By the above K times steady analysis, for each fluid boundary cell 61, the heat transfer coefficient h, the temperature Twe of the solid outer boundary cell 50 adjacent to each fluid boundary cell 61 (hereinafter referred to as the outer wall surface temperature Twe), The temperature Tf of the fluid boundary cell 61 (hereinafter referred to as fluid temperature Tf) and the amount of radiation input heat Hi (hereinafter referred to as radiation input heat amount Hi) are calculated K times. That is, as shown in FIG. 3, in the steady analysis 1, the heat transfer coefficient h ₁ , the outer wall temperature Twe ₁ , the fluid temperature Tf _1, and the radiation heat input Hi ₁ are calculated, and in the steady analysis 2 the heat transfer coefficient h ₂ Outer wall temperature Twe ₂ , fluid temperature Tf ₂ and radiant heat input Hi ₂ are calculated. In steady analysis K, heat transfer coefficient h _K , outer wall temperature Twe _K , fluid temperature Tf _K and radiant heat input Hi _K are calculated. Is done.

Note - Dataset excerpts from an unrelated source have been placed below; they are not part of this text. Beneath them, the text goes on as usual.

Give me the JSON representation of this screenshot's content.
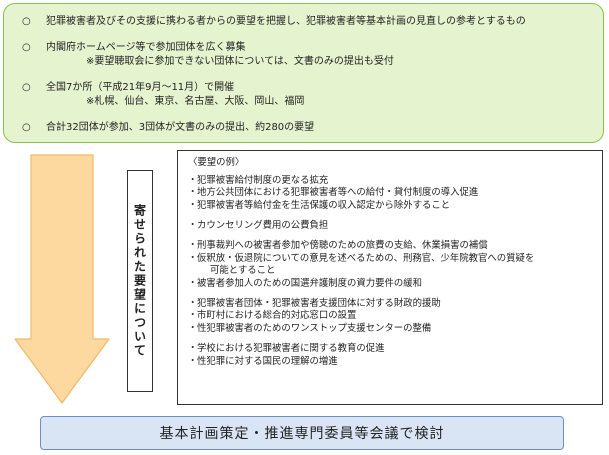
{
  "top_box": {
    "bullet_mark": "○",
    "items": [
      {
        "text": "犯罪被害者及びその支援に携わる者からの要望を把握し、犯罪被害者等基本計画の見直しの参考とするもの",
        "sub": ""
      },
      {
        "text": "内閣府ホームページ等で参加団体を広く募集",
        "sub": "※要望聴取会に参加できない団体については、文書のみの提出も受付"
      },
      {
        "text": "全国7か所（平成21年9月～11月）で開催",
        "sub": "※札幌、仙台、東京、名古屋、大阪、岡山、福岡"
      },
      {
        "text": "合計32団体が参加、3団体が文書のみの提出、約280の要望",
        "sub": ""
      }
    ]
  },
  "side_label": "寄せられた要望について",
  "examples": {
    "title": "〈要望の例〉",
    "dot": "・",
    "groups": [
      {
        "items": [
          {
            "text": "犯罪被害給付制度の更なる拡充"
          },
          {
            "text": "地方公共団体における犯罪被害者等への給付・貸付制度の導入促進"
          },
          {
            "text": "犯罪被害者等給付金を生活保護の収入認定から除外すること"
          }
        ]
      },
      {
        "items": [
          {
            "text": "カウンセリング費用の公費負担"
          }
        ]
      },
      {
        "items": [
          {
            "text": "刑事裁判への被害者参加や傍聴のための旅費の支給、休業損害の補償"
          },
          {
            "text": "仮釈放・仮退院についての意見を述べるための、刑務官、少年院教官への質疑を",
            "cont": "可能とすること"
          },
          {
            "text": "被害者参加人のための国選弁護制度の資力要件の緩和"
          }
        ]
      },
      {
        "items": [
          {
            "text": "犯罪被害者団体・犯罪被害者支援団体に対する財政的援助"
          },
          {
            "text": "市町村における総合的対応窓口の設置"
          },
          {
            "text": "性犯罪被害者のためのワンストップ支援センターの整備"
          }
        ]
      },
      {
        "items": [
          {
            "text": "学校における犯罪被害者に関する教育の促進"
          },
          {
            "text": "性犯罪に対する国民の理解の増進"
          }
        ]
      }
    ]
  },
  "bottom_box": "基本計画策定・推進専門委員等会議で検討",
  "colors": {
    "top_fill": "#e6f3cf",
    "top_border": "#8cbf4f",
    "arrow_fill": "#fdd9a0",
    "arrow_border": "#f0b966",
    "bottom_fill": "#d9e5f5",
    "bottom_border": "#6f8fc4"
  }
}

The map creating unit 17c displays a graph in which the horizontal axis represents the outer wall temperature Twe and the vertical axis represents the fluid temperature Tf, and the K sets of outer wall temperature Twe and fluid temperature Tf [ie, coordinates (Twe ₁ , Plot (Tf ₁ ), (Twe ₂ , Tf ₂ ), ..., (Twe _K , Tf _K )], and calculate approximate lines (regression lines, interpolation functions) using least squares, principal component analysis, etc. Thus, the first map Mp ₁ is created. That is, the first map Mp ₁ shows the relationship between the fluid temperature Tf and the outer wall surface temperature Twe in a certain fluid boundary cell 61 and is created for each fluid boundary cell 61. The approximate straight line calculated here is a fluid temperature Tf expressed as a function of the outer wall surface temperature Twe. As a result, for each fluid boundary cell 61, the ratio of the change amount of the fluid temperature Tf to the change amount of the outer wall surface temperature Twe (the change amount of the fluid temperature Tf / the change amount of the outer wall surface temperature Twe, that is, the slope of the approximate line) is grasped. can do.

Similarly, the map creating unit 17c uses a graph in which the horizontal axis represents the outer wall surface temperature Twe and the vertical axis represents the radiation input heat amount Hi. Plot the coordinates (Twe ₁ , Hi ₁ ), (Twe ₂ , Hi ₂ ), ..., (Twe _K , Hi _K )], and use the least squares method, principal component analysis method, etc. to calculate the interpolation function) to create a second map Mp _2. That is, the second map Mp ₂ shows the relationship between the radiation heat input Hi and the outer wall surface temperature Twe in a certain fluid boundary cell 61, and is created for each fluid boundary cell 61. The approximate straight line calculated here represents the amount of heat input Hi as a function of the outer wall surface temperature Twe. Thus, for each fluid boundary cell 61, the ratio of the change amount of the radiation input heat amount Hi to the change amount of the outer wall surface temperature Twe (the change amount of the radiation input heat amount Hi / the change amount of the outer wall surface temperature Twe, that is, the slope of the approximate straight line). Can be grasped.

The number K of steady analysis coincides with the plot points when the maps Mp ₁ and Mp ₂ are created, and is set to a value (for example, 4 to 6) in consideration of the balance between calculation accuracy and calculation load. However, since the K steady analysis by the map creation unit 17c can be calculated independently, parallel processing is possible if there are sufficient calculation resources, and the time required for the calculation processing is large because the number K of boundary temperatures Tb is large. It is thought that there is not much change. Therefore, for example, when there are sufficient calculation resources, it is possible to set the number K of the boundary temperatures Tb larger to further increase the calculation accuracy.

  The gas temperature acquisition unit 17d acquires the temperature of the air adjacent to each solid internal boundary cell 41 of the solid internal model 4 as the gas temperature Ta based on the actual measurement data 9 regarding the temperature change inside the battery pack 1 acquired in advance. Is. The gas temperature Ta acquired here is used for unsteady analysis of the solid internal model 4 described later.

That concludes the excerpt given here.